The staff determined that the seven GTG findings issued by the NRC in CY 2022 contained adequate detail to enable an independent auditor to trace through the available documentation and conclude that the significance characterization was reasonably justifiable from both programmatic and technical positions. This internal audit was documented in a memorandum dated January 26, 2023 (ML23024A253, nonpublic).

Since zero discrepancies in the significance determination were identified, this metric is green.

R-2 Predictability of Agency Actions and Response Metric Status:

Green Definition:

Deviations from the Action Matrix are expected to be infrequent to ensure reliable and predictable oversight.

Data and Analysis:

In CY 2022, there were zero ROP Action Matrix deviations, so this metric is green.
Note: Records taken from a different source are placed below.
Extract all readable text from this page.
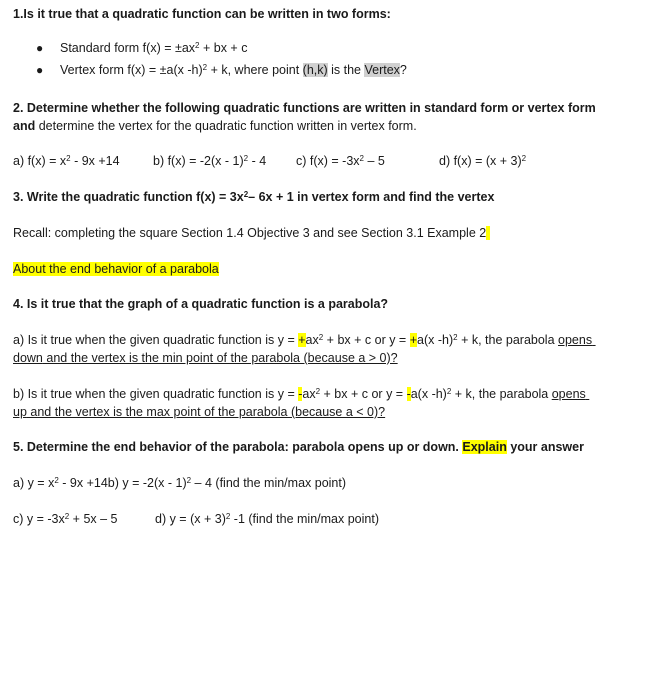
1.Is it true that a quadratic function can be written in two forms:
● Standard form $f(x) = \pm ax^2$ + bx + c
● Vertex form f(x) = ±a(x -h)$^2$ + k, where point (h,k) is the Vertex?
2. Determine whether the following quadratic functions are written in standard form or vertex form
and determine the vertex for the quadratic function written in vertex form.
a) $f(x) = x^2 - 9x +14$	b) f(x) = -2(x - 1)$^2$ - 4 c) $f(x) = -3x^2 - 5$	d) $f(x) = (x + 3)^2$
3. Write the quadratic function $f(x) = 3x^2-$ 6x + 1 in vertex form and find the vertex
Recall: completing the square Section 1.4 Objective 3 and see Section 3.1 Example 2
About the end behavior of a parabola
4. Is it true that the graph of a quadratic function is a parabola?
a) Is it true when the given quadratic function is $y = +ax^2$ + bx + c or y = +a(x -h)$^2$ + k, the parabola opens
down and the vertex is the min point of the parabola (because a > 0)?
b) Is it true when the given quadratic function is $y = -ax^2$ + bx + c or y = -a(x -h)$^2$ + k, the parabola opens
up and the vertex is the max point of the parabola (because a < 0)?
5. Determine the end behavior of the parabola: parabola opens up or down. Explain your answer
a) $y = x^2 - 9x +14b$) y = -2(x - 1)$^2$ – 4 (find the min/max point)
c) $y = -3x^2 + 5x - 5$	d) $y = (x + 3)^2$ -1 (find the min/max point)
R-3 Supportability of Inspection Findings Metric Status:

Green Definition:

Inspection findings are adequately supported and documented such that contested violations by licensees that are overturned should be infrequent.

Data and Analysis:

In CY 2022, the staff did not make any determinations on findings or violations that were contested by licensees under the ROP. Two violations were contested by licensees in CY 2022, and once the agency has made determinations on those issues, they will then be included in this metric.

The agency has sent letters acknowledging that the licensees have disputed these violations (ML22325A336 and ML22346A036).

Since no more than three contested violations were overturned and no more than two contested violations per region/office were overturned, this metric is green, and no region or office will be individually evaluated.